Turkish tanks dot the hills here, guarding against Islamic State militants advancing just across the Syrian border. Lines of police officers fan out across fields, brandishing shields to stem the flow of Syrian Kurds fleeing the militants.
Tear gas mixes with wind-blown dirt as the police disperse refugees desperate to get into Turkey and Turkish Kurds trying to help them. The police also clash with Kurdish men equally desperate to cross in the opposite direction — Turkish and Syrian citizens bound for Syria to defend the Kurdish enclave of Kobani from an Islamic State assault.
Refugees who make it to Turkey sit on dry, loose earth, unsure where to find shelter as a hot wind whips grit into their faces. Behind a border fence, thousands have waited for days, some with herds of sheep and goats, which they say are in danger of dying of thirst.

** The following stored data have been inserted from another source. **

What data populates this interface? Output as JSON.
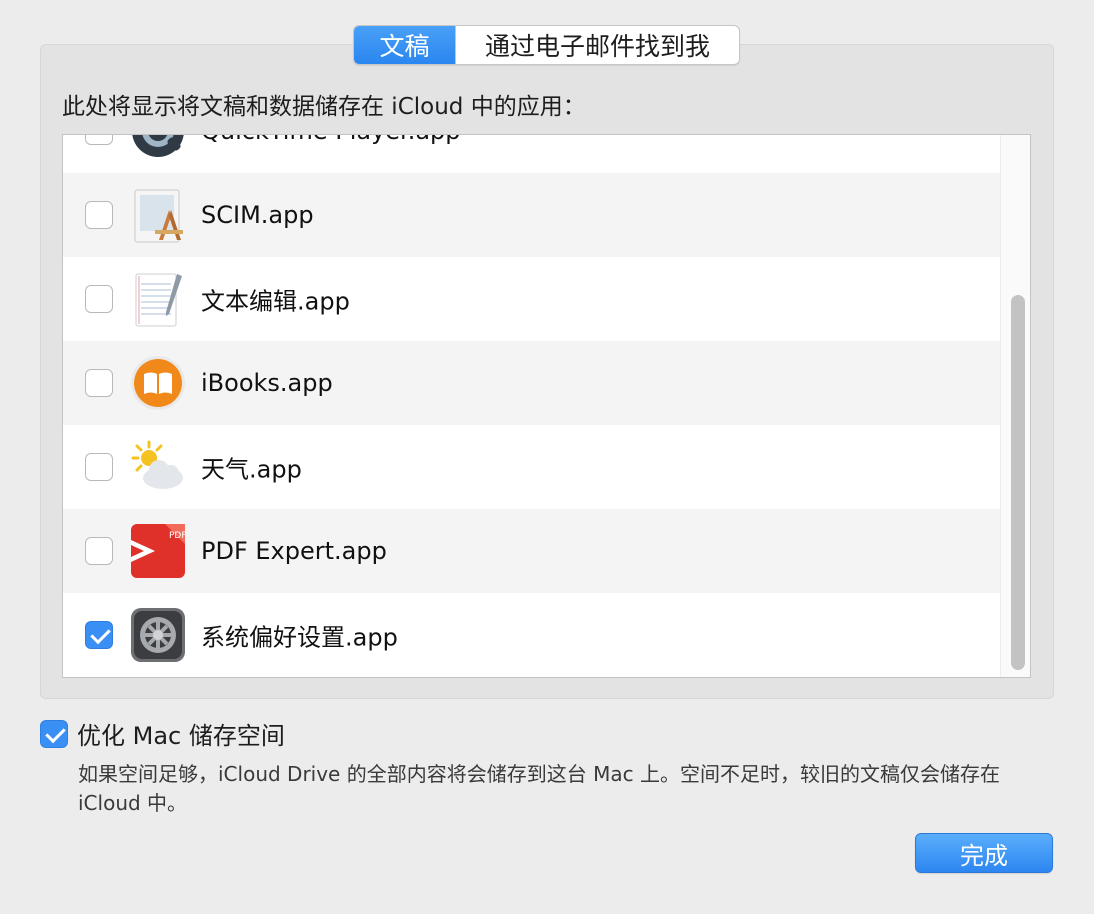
{
  "tabs": {
    "documents": "文稿",
    "email": "通过电子邮件找到我"
  },
  "description": "此处将显示将文稿和数据储存在 iCloud 中的应用：",
  "apps": [
    {
      "name": "QuickTime Player.app",
      "checked": false,
      "icon": "quicktime-icon"
    },
    {
      "name": "SCIM.app",
      "checked": false,
      "icon": "scim-icon"
    },
    {
      "name": "文本编辑.app",
      "checked": false,
      "icon": "textedit-icon"
    },
    {
      "name": "iBooks.app",
      "checked": false,
      "icon": "ibooks-icon"
    },
    {
      "name": "天气.app",
      "checked": false,
      "icon": "weather-icon"
    },
    {
      "name": "PDF Expert.app",
      "checked": false,
      "icon": "pdf-expert-icon"
    },
    {
      "name": "系统偏好设置.app",
      "checked": true,
      "icon": "system-preferences-icon"
    }
  ],
  "optimize": {
    "label": "优化 Mac 储存空间",
    "checked": true,
    "description": "如果空间足够，iCloud Drive 的全部内容将会储存到这台 Mac 上。空间不足时，较旧的文稿仅会储存在 iCloud 中。"
  },
  "done_label": "完成",
  "colors": {
    "accent": "#3a8ff5",
    "background": "#ececec",
    "row_alt": "#f4f4f4"
  }
}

The chaos on this one small stretch of the border illustrates the complexity of the conflict into which the United States is now inserting itself far more forcibly than ever before during three years of Syrian civil war.
Here, where Kurdish communities straddle the border, the three-way battle among the Islamic State, Syrian insurgents and President Bashar al-Assad overlaps with a far older conflict between Turkey and its Kurdish minority.
Kurds on both sides of the border here accuse Turkey, nominally an American ally against the Islamic State, of creating the extremist group to kill Kurds and stop them from using the chaos in Syria to establish autonomy there. That view was only strengthened this week, they said, as Turkish authorities impeded both those trying to flee the Islamic State and those trying to fight it.